When I started at Burkett Farms in May, I was told that a florist Cydney English, owner of The English Garden in Raleigh, was interested in buying flowers from the farm. While rows of flowers existed already, it became a new task to maintain the flowers by deadheading, cutting back flowers as needed, and seeding new transplants. Cydney’s goal with buying flowers from Burkett is to incorporate local blooms into her designs. Proceeds from the flower sales are donated to Passage Home, a local organization that aims to end the cycle of poverty by helping families with affordable housing, addiction recovery, and job placement.
Flowers are cut the day that they are delivered to ensure the best quality and freshness. On Fridays, Bland Landscaping employees create bouquets for the home of the owners of Burkett Farm. (Bland Landscaping manages Burkett Farm for the family.) This is also a welcomed opportunity for me to practice bouquet making with what I have available. The flowers have also been used for tabletop arrangements for events on the property.
A month into summer the temperatures were reaching into the upper ’90s and 100. The focus for these hot months of the year are just to keep the plants well-watered and weed free. Most of the flowers on the farm are on an irrigation timer because they are intermixed with the rows of produce. However, there are four beds that are not. This means that those four beds need to be watered in the morning and checked throughout the day in case they need additional watering.

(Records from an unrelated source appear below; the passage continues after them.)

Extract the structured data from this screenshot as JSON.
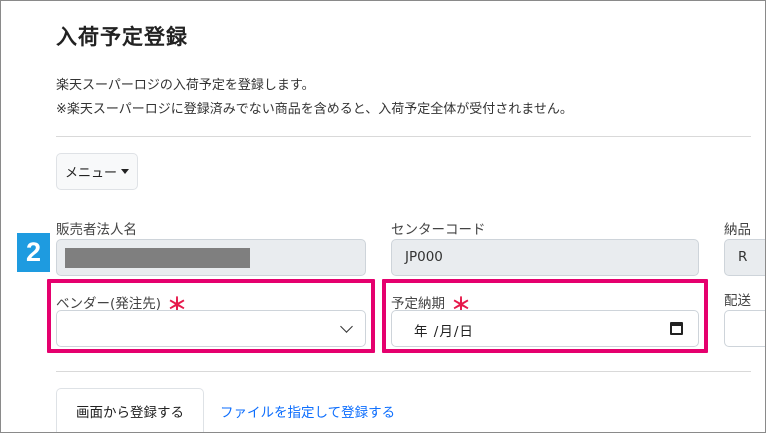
{
  "page": {
    "title": "入荷予定登録",
    "description_1": "楽天スーパーロジの入荷予定を登録します。",
    "description_2": "※楽天スーパーロジに登録済みでない商品を含めると、入荷予定全体が受付されません。"
  },
  "menu": {
    "label": "メニュー"
  },
  "step_badge": "2",
  "fields": {
    "seller_name": {
      "label": "販売者法人名",
      "value": ""
    },
    "center_code": {
      "label": "センターコード",
      "value": "JP000"
    },
    "delivery": {
      "label": "納品",
      "value": "R"
    },
    "vendor": {
      "label": "ベンダー(発注先)",
      "required_mark": "＊",
      "value": ""
    },
    "scheduled_date": {
      "label": "予定納期",
      "required_mark": "＊",
      "placeholder": "年 /月/日"
    },
    "shipping": {
      "label": "配送"
    }
  },
  "tabs": {
    "screen_register": "画面から登録する",
    "file_register": "ファイルを指定して登録する"
  },
  "colors": {
    "highlight": "#e5006e",
    "badge": "#1e9be0",
    "required": "#e6194b",
    "link": "#0d6efd"
  }
}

The other flowers that need to be watered manually are the seedlings in the hoop house. Since the inside hoop house can get much hotter than outside, these seedlings need to be closely monitored. To help with temperature regulation, the seedlings have been placed under the tables in the hoop house, but are elevated by crates so that they are not just sitting on the ground where slugs and mice can enjoy them.
While the flowers have taken up a key role at Burkett Farms, with proceeds of the flower sales going to Passage Home, it is still very important that the flowers are grown symbiotically with the honeybees and produce. This means avoiding large amounts of hybridized flowers. Hybrid varieties of flowers are not necessarily harmful to honeybees, but they sometimes are not beneficial either.
Hybrids are bred in such a way that they sometimes produce none or very little nectar or pollen, so they would be useless in a garden intended to provide honeybees with food. Another reason to choose open-pollinated flowers above hybrids is that the seed from the flower may be sterile or will not reproduce true to the parent plant. Here on the farm, we like to collect flower seeds when possible to either replant for upcoming seasons or trade with other farmers. (It should be noted that not necessarily all of the flowers get deadheaded; I always leave some for the pollinators to snack on.)
With last week’s frost, our summer/fall flowers have since turned to compost fodder, but we are already planning and planting for our winter and spring flowers – more to come on that later!